The scheme primarily follows a “long cash – short futures” strategy, where positions in the cash market are hedged with corresponding futures positions. This approach is intended to reduce sensitivity to overall market movements while attempting to benefit from price differentials between the cash and derivatives markets.
However, the availability of arbitrage opportunities can fluctuate, and the fund does not guarantee returns.
The fund may also allocate up to 35% of its portfolio to debt and money market instruments, aiming to balance liquidity and risk, though these investments remain subject to market conditions. The scheme is structured to maintain over 65% exposure to equity and equity-related instruments, which may allow it to qualify as an equity-oriented fund for taxation purposes, subject to prevailing tax laws.
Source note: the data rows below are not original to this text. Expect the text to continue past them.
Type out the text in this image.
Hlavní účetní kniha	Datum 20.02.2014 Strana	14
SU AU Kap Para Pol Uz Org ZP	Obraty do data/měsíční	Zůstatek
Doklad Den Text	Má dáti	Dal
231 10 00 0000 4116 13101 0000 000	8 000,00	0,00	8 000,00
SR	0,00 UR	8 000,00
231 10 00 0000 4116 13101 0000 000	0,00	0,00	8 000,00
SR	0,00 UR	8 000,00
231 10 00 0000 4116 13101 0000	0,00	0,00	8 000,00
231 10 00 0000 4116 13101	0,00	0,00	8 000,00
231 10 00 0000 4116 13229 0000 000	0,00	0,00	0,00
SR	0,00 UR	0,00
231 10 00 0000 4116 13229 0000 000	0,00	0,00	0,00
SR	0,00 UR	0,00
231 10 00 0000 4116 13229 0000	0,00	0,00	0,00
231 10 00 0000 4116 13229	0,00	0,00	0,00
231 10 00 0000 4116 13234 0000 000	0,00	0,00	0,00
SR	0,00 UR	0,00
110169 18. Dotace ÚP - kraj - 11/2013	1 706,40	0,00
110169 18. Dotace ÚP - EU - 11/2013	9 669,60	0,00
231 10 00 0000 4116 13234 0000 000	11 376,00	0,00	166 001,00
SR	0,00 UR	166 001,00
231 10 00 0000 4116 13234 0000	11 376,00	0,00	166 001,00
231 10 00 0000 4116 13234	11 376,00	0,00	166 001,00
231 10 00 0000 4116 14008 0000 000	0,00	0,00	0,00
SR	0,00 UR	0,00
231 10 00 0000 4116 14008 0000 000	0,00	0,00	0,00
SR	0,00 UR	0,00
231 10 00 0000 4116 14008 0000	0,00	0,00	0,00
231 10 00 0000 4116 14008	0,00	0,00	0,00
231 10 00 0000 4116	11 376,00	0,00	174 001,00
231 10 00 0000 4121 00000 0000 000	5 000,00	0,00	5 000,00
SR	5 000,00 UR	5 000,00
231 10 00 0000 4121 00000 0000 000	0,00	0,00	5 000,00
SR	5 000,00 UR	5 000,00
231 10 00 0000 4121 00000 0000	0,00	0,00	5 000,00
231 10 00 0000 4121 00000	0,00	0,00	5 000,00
The Groww Arbitrage Fund may be suitable for investors seeking hedged equity exposure with a relatively lower risk profile, a minimum investment horizon of one year, and potential tax efficiency compared to certain fixed-income options. Investors should note that arbitrage funds are not risk-free and carry market, liquidity, and operational risks.
The scheme will track the Nifty 50 Arbitrage TRI benchmark. The minimum investment is Rs. 500, with no exit load. Fund managers for the scheme are Paras Matalia, Shashi Kumar, and Wilfred Gonsalves.